Negli ultimi anni, la Regione ha investito nella filiera professionalizzante, promuovendo percorsi in apprendistato (ai sensi dell’art. 43 del D.Lgs. 81/2015) e incentivando l’avvio di sperimentazioni secondo il modello “4+2” (IeFP + ITS/IFTS), avviate anche da CNOS-FAP Regione Lombardia a partire da settembre 2024.

L’obiettivo condiviso è offrire una formazione integrata, capace di evolvere con le trasformazioni del mercato del lavoro e della società.

Sfide demografiche e mismatch – La formazione professionale in Lombardia

Il contesto demografico e socioeconomico lombardo pone sfide cruciali. Secondo quanto riportato nel Bilancio Sociale 2023/2024, la Regione si confronta con un significativo calo demografico che riduce progressivamente il numero di giovani in età lavorativa. Parallelamente, le imprese faticano a reperire profili qualificati per sostenere i processi di innovazione, digitalizzazione e transizione ecologica.

CNOS-FAP Regione Lombardia si configura come uno degli attori formativi capaci di intercettare queste criticità, costruendo percorsi che rispondono alle reali esigenze dei settori produttivi. La progettazione formativa viene continuamente adattata grazie a un dialogo costante con le imprese, le associazioni di categoria, le istituzioni e gli enti del territorio. In questo modo, la formazione professionale contribuisce a costruire un sistema più resiliente, pronto a generare valore e occupazione.

Le azioni messe in campo da CNOS-FAP Regione Lombardia includono:

  • l’attivazione di percorsi per giovani NEET in uscita dai percorsi scolastici tradizionali;
  • la formazione continua per lavoratori in transizione o in cerca di riqualificazione;
  • l’inserimento di moduli formativi focalizzati su competenze digitali, green e trasversali.

Il Bilancio Sociale conferma l’efficacia di un modello basato su prossimità territoriale, innovazione didattica e attenzione costante al fabbisogno di competenze.

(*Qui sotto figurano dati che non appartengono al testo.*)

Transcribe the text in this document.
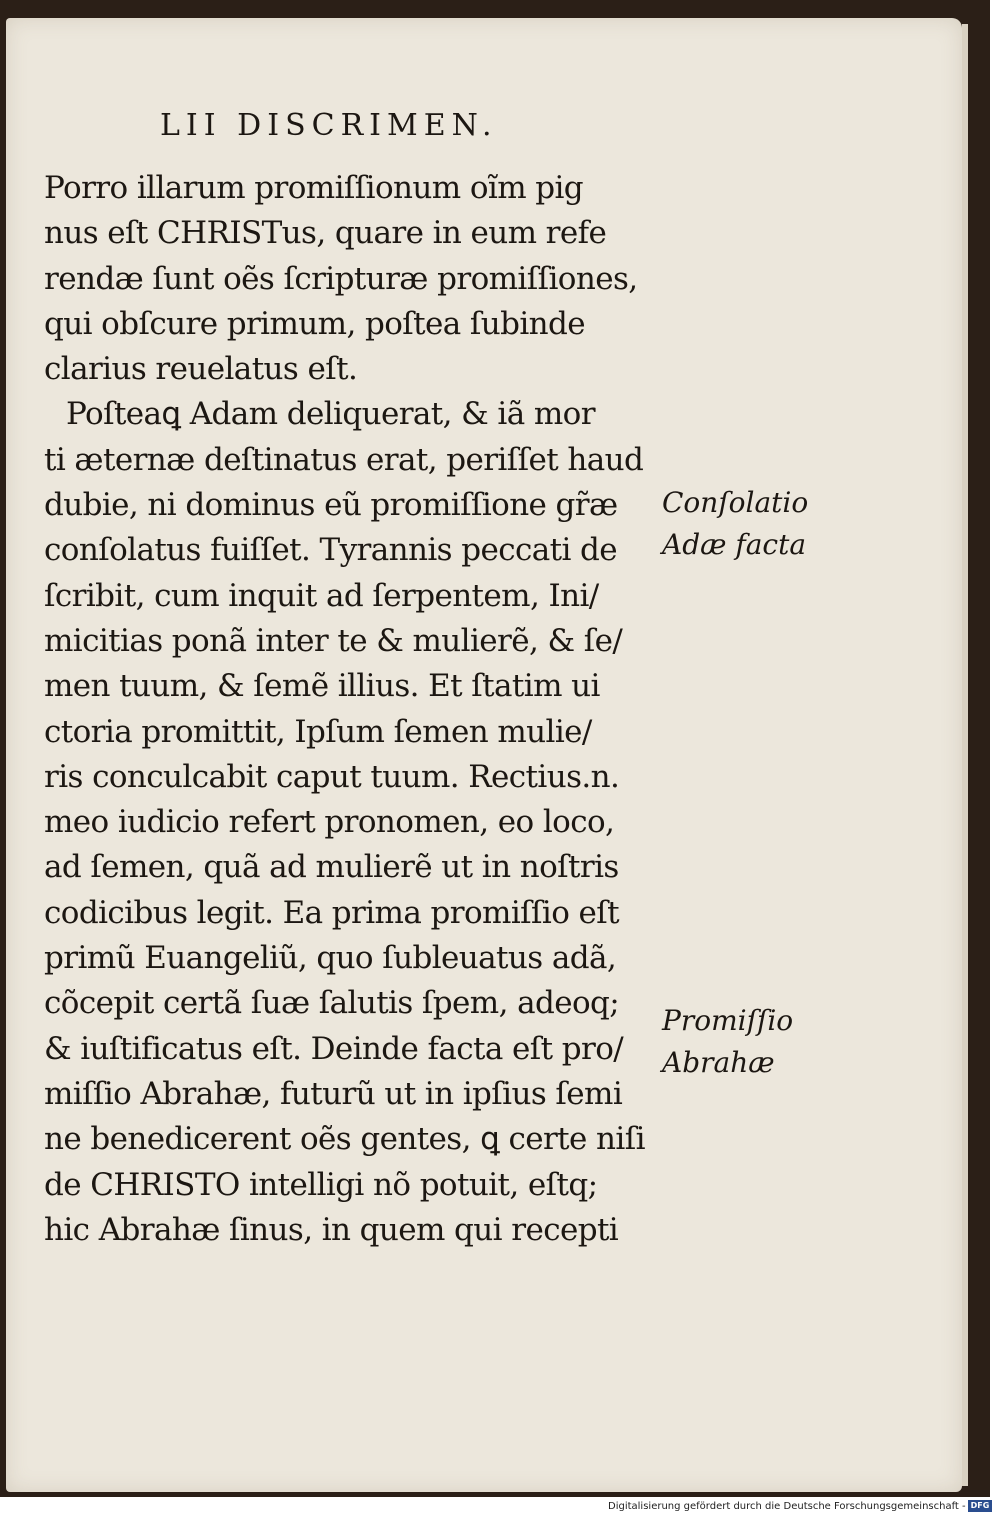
LII DISCRIMEN.
Porro illarum promiſſionum oĩm pig
nus eſt CHRISTus, quare in eum refe
rendæ ſunt oẽs ſcripturæ promiſſiones,
qui obſcure primum, poſtea ſubinde
clarius reuelatus eſt.
Poſteaꝗ Adam deliquerat, & iã mor
ti æternæ deſtinatus erat, periſſet haud
dubie, ni dominus eũ promiſſione gr̃æ
conſolatus fuiſſet. Tyrannis peccati de
ſcribit, cum inquit ad ſerpentem, Ini/
micitias ponã inter te & mulierẽ, & ſe/
men tuum, & ſemẽ illius. Et ſtatim ui
ctoria promittit, Ipſum ſemen mulie/
ris conculcabit caput tuum. Rectius.n.
meo iudicio refert pronomen, eo loco,
ad ſemen, quã ad mulierẽ ut in noſtris
codicibus legit. Ea prima promiſſio eſt
primũ Euangeliũ, quo ſubleuatus adã,
cõcepit certã ſuæ ſalutis ſpem, adeoq;
& iuſtificatus eſt. Deinde facta eſt pro/
miſſio Abrahæ, futurũ ut in ipſius ſemi
ne benedicerent oẽs gentes, ꝗ certe niſi
de CHRISTO intelligi nõ potuit, eſtq;
hic Abrahæ ſinus, in quem qui recepti
Conſolatio
Adæ facta
Promiſſio
Abrahæ
Digitalisierung gefördert durch die Deutsche Forschungsgemeinschaft - DFG
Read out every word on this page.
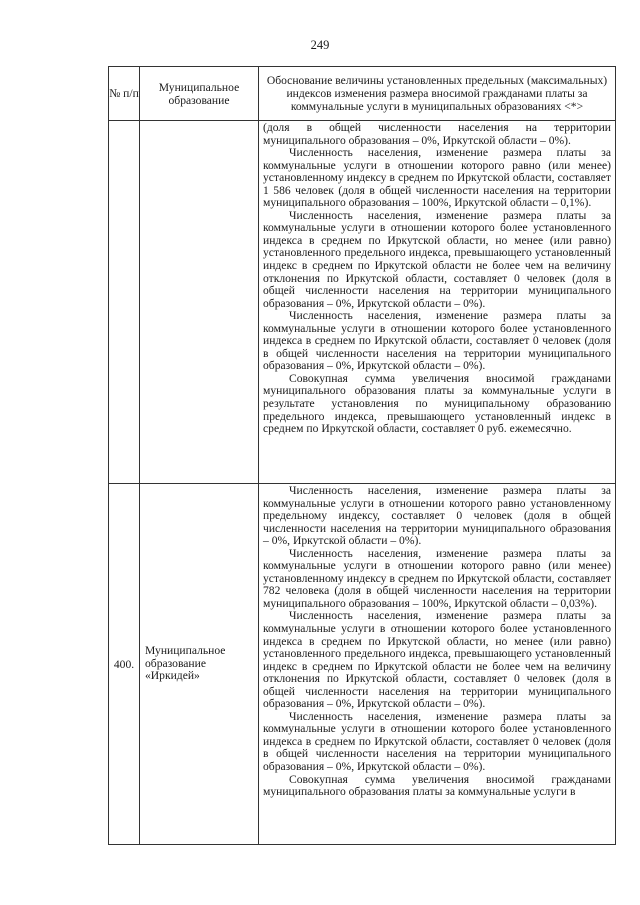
249
№ п/п	Муниципальное образование	Обоснование величины установленных предельных (максимальных) индексов изменения размера вносимой гражданами платы за коммунальные услуги в муниципальных образованиях <*>

		(доля в общей численности населения на территории муниципального образования – 0%, Иркутской области – 0%).

Численность населения, изменение размера платы за коммунальные услуги в отношении которого равно (или менее) установленному индексу в среднем по Иркутской области, составляет 1 586 человек (доля в общей численности населения на территории муниципального образования – 100%, Иркутской области – 0,1%).

Численность населения, изменение размера платы за коммунальные услуги в отношении которого более установленного индекса в среднем по Иркутской области, но менее (или равно) установленного предельного индекса, превышающего установленный индекс в среднем по Иркутской области не более чем на величину отклонения по Иркутской области, составляет 0 человек (доля в общей численности населения на территории муниципального образования – 0%, Иркутской области – 0%).

Численность населения, изменение размера платы за коммунальные услуги в отношении которого более установленного индекса в среднем по Иркутской области, составляет 0 человек (доля в общей численности населения на территории муниципального образования – 0%, Иркутской области – 0%).

Совокупная сумма увеличения вносимой гражданами муниципального образования платы за коммунальные услуги в результате установления по муниципальному образованию предельного индекса, превышающего установленный индекс в среднем по Иркутской области, составляет 0 руб. ежемесячно.

400.	Муниципальное образование «Иркидей»	Численность населения, изменение размера платы за коммунальные услуги в отношении которого равно установленному предельному индексу, составляет 0 человек (доля в общей численности населения на территории муниципального образования – 0%, Иркутской области – 0%).

Численность населения, изменение размера платы за коммунальные услуги в отношении которого равно (или менее) установленному индексу в среднем по Иркутской области, составляет 782 человека (доля в общей численности населения на территории муниципального образования – 100%, Иркутской области – 0,03%).

Численность населения, изменение размера платы за коммунальные услуги в отношении которого более установленного индекса в среднем по Иркутской области, но менее (или равно) установленного предельного индекса, превышающего установленный индекс в среднем по Иркутской области не более чем на величину отклонения по Иркутской области, составляет 0 человек (доля в общей численности населения на территории муниципального образования – 0%, Иркутской области – 0%).

Численность населения, изменение размера платы за коммунальные услуги в отношении которого более установленного индекса в среднем по Иркутской области, составляет 0 человек (доля в общей численности населения на территории муниципального образования – 0%, Иркутской области – 0%).

Совокупная сумма увеличения вносимой гражданами муниципального образования платы за коммунальные услуги в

Azioni mirate per una formazione efficace

  • Organizzazione di laboratori con tecnologie aggiornate nei centri formativi
  • Realizzazione di stage curriculari con aziende locali e distretti produttivi
  • Collaborazioni continuative con associazioni datoriali e sindacali
  • Costruzione di piani formativi personalizzati condivisi con le imprese
  • Partecipazione a reti europee ed Erasmus+ per mobilità e innovazione

I pilastri della strategia formativa – Elementi distintivi del modello CNOS-FAP

Il modello educativo salesiano, cuore della proposta CNOS-FAP, si fonda su un’idea di formazione che unisce sapere, saper fare e saper essere. La formazione professionale non è solo un percorso tecnico, ma un progetto educativo completo, volto allo sviluppo integrale della persona. Questo approccio è particolarmente efficace nei confronti di giovani con percorsi scolastici fragili o discontinui, per i quali CNOS-FAP diventa spesso un riferimento educativo stabile per il raggiungimento di qualifiche professionali spendibili sul mercato del lavoro.

Tra i tratti distintivi:

  • la centralità della relazione educativa;
  • un accompagnamento individuale costante;
  • ambienti formativi sicuri, inclusivi e motivanti;
  • il collegamento diretto con le imprese del territorio attraverso training center, academy e visite in azienda.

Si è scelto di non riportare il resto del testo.